Shell fairly large, thin, conical and widely umbilicate. Whorls 8, including a minute globular smooth protoconch of 1 whorls. First post-nuclear whorl of closely-spaced crisp axials. Sub-sequent whorls with two widely separated spiral rows of closely-spaced prominent spinose nodules. The distance between the spiral rows is slightly more than double the distance between either one of these spirals and the adjacent suture. There are 19 nodules in one spiral series on the last whorl, and 17 on the third post-nuclear.
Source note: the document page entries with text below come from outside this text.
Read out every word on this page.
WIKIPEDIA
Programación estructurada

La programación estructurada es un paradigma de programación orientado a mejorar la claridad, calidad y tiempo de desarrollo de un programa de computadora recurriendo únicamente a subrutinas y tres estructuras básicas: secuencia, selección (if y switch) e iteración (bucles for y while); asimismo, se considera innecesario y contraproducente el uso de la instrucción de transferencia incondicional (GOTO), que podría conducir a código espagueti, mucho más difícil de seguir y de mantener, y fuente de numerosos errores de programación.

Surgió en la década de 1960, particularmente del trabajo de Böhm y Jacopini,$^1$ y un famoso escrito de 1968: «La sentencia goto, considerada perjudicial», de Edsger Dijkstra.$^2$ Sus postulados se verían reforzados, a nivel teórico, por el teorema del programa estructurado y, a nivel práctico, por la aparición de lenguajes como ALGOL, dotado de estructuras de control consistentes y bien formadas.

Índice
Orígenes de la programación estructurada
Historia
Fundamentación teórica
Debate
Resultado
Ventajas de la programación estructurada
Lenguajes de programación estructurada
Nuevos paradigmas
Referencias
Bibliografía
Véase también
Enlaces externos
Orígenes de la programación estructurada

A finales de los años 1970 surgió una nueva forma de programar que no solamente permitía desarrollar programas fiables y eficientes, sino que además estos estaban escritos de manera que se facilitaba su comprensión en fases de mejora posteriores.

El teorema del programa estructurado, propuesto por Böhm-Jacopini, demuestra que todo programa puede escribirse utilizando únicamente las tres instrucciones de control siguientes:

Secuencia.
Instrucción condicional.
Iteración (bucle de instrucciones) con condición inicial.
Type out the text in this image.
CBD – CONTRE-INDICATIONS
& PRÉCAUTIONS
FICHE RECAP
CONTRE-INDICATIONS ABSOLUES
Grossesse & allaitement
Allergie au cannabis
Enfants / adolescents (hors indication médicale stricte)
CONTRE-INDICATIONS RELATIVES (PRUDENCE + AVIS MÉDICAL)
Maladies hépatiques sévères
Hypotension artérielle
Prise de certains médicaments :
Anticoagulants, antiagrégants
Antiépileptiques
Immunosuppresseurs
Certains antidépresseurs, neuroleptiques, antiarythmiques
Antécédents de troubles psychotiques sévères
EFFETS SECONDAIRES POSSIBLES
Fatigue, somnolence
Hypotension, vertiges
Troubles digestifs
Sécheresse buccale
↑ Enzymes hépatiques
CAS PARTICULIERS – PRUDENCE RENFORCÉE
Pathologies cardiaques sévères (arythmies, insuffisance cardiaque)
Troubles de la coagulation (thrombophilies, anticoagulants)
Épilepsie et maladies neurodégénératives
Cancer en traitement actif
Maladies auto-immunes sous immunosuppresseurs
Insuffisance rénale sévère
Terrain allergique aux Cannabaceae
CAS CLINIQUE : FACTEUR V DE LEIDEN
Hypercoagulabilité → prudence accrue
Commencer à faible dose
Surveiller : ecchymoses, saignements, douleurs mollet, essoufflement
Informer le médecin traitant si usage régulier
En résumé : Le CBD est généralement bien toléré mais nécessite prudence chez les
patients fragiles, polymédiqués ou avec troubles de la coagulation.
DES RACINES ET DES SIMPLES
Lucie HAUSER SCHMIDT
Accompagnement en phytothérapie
The body-whorl has a third spinose spiral proceeding from the suture, and four more on the base, the last of which borders a wide and deep funnel-shaped umbilicus, the maximum width of which is about one-third that of the base. The basal spirals have finer and much more numerous nodules. The surface of the upper whorls is smooth, but on the body-whorl there are close but somewhat irregular retractive axial growth lines, those on the base being somewhat stronger and more regular. Aperture rhomboidal. Peristome thin, discontinuous. Inner lip as a thin callosity over the parietal wall. Upper part of columella slightly reflected over the umbilical cavity.

The holotype of the species measures 17 mm in length and has a diameter of 18 mm.

==Taxonomy==

The species was first described by A. W. B. Powell in 1935. The holotype was collected at an unknown date prior to 1935 from southern Maukatia Bay near Muriwai, Auckland Region (then more commonly known as Motutara), and is held in the collections of Auckland War Memorial Museum.

==Distribution and habitat==

This extinct marine species occurs in early Miocene strata of the Nihotupu Formation of New Zealand, on the west coast of the Waitākere Ranges of the Auckland Region, New Zealand. The species likely lived in shallow waters.